When we got to Rest Stop 2, notice that I put Togo's at the front of the list ahead of Starbucks this time. That's because our rides are now long enough that it's important to properly eat. Everyone's numbers are different, but Strava tells me that I burned 1,733 calories on today's ride. (Some other tools give higher numbers -- for me, as high as 2,524 calories for this ride.) Most of us can't and shouldn't try to replenish all of those calories while still riding, but even those of us who are trying to lose weight have to take back most of those calories, or else we won't have the necessary energy to keep riding today or on the next day.

One thing that I saw today (and I've seen on other rides, too) can spark an interesting discussion. When making a left turn where there's a left turn lane, do you wait behind other vehicles in the lane, or do you split the lane and pull up alongside the first vehicle waiting to turn? As you've no doubt observed, opinions differ! My own answer is that, when I'm riding by myself, I "usually" wait in line with the other vehicles. My exception is mainly when I know that there's a bike lane on the street into which I'm turning, so that I know I won't be holding up other vehicles. From 2011, here's a lengthy discussion in which several points of view are represented.

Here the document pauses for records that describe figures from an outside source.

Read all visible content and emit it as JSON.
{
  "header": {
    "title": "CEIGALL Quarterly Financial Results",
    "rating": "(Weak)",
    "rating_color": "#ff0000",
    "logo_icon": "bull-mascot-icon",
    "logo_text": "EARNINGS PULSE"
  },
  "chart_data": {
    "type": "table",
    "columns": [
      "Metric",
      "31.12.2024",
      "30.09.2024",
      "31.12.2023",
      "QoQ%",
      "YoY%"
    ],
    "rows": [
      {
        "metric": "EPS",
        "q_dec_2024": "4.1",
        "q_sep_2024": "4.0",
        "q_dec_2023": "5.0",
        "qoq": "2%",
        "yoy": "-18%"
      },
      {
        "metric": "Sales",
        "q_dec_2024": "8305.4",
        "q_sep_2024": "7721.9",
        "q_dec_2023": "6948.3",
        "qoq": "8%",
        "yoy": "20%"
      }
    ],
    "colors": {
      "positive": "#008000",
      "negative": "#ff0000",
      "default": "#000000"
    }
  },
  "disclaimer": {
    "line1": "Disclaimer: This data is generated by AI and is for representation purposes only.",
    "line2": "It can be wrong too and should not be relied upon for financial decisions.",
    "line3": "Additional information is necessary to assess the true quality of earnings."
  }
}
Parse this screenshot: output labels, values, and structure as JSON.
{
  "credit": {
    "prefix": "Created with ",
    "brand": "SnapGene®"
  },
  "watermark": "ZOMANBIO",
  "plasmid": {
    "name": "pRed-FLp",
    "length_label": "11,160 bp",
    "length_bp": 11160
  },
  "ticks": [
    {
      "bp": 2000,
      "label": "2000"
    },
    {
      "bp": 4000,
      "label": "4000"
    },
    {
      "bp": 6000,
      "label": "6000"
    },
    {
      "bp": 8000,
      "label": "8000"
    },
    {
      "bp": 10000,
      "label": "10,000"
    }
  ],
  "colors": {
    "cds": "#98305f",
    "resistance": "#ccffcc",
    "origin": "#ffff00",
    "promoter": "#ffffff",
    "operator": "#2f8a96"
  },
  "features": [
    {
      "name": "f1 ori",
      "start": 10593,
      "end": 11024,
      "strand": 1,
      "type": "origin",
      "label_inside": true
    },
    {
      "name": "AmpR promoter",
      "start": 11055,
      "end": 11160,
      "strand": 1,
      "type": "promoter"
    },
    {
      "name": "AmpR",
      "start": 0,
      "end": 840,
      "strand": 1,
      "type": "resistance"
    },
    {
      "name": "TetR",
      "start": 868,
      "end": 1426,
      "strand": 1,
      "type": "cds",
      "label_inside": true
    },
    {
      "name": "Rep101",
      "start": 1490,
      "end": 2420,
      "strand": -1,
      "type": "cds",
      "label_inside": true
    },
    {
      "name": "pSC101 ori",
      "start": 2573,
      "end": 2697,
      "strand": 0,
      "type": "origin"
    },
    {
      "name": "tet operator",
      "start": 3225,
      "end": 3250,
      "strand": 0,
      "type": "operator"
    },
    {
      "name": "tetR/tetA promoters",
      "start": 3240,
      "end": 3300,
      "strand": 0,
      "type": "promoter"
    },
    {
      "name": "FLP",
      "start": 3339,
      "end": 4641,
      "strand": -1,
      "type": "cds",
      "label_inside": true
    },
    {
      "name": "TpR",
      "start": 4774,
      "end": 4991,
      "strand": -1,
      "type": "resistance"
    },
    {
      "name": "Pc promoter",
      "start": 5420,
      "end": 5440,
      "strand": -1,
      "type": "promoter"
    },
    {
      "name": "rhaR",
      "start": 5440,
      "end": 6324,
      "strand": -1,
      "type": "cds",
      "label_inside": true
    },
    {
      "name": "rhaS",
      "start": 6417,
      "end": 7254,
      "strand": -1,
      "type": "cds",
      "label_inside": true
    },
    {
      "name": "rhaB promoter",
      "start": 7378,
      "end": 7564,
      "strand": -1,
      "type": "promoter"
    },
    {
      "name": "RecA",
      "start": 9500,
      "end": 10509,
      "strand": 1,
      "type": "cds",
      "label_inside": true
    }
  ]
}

When riding in a group, though, the situation can be different. If a large group of cyclists makes it way through stopped traffic to the head of an intersection, it can be perceived as an intimidating "pack" that could spark anger or resentment. And remember that in June, we have to do everything we can to avoid jeopardizing our 50-plus permits that we need in order to ride to Los Angeles. Even though it might be legal to split the lane, it might also be more sensible to wait our turn, even if it takes us an extra cycle to get through the signal.

As far as I know, ALC has no official rule on this, so the choice is yours. But especially when I'm wearing the ALC colors and representing SFAF and LAGLC, I try to err on the side of avoiding confrontation, no matter who's "right."

What's next? Remember that our next ride is in two weeks, on Saturday, January 26. And for a pleasant change, it's a comparatively easy ride: 50 miles, but very few hills. We'll cross the Dumbarton Bridge and pass through Newark and Fremont on our way to Ohlone College and the historic Mission San Jose. Then we'll ride some of the Coyote Creek Trail and take a short detour into otherworldly Alviso on our way back to Mountain View. Find out more and RSVP here.

In the meantime, I encourage you to use next Saturday to ride with one of the other groups in the area. Get out there, and see some more of the great cycling that's available in the Bay Area, even when it's chilly.

Thank you for riding today, and thank you for being part of AIDS/LifeCycle.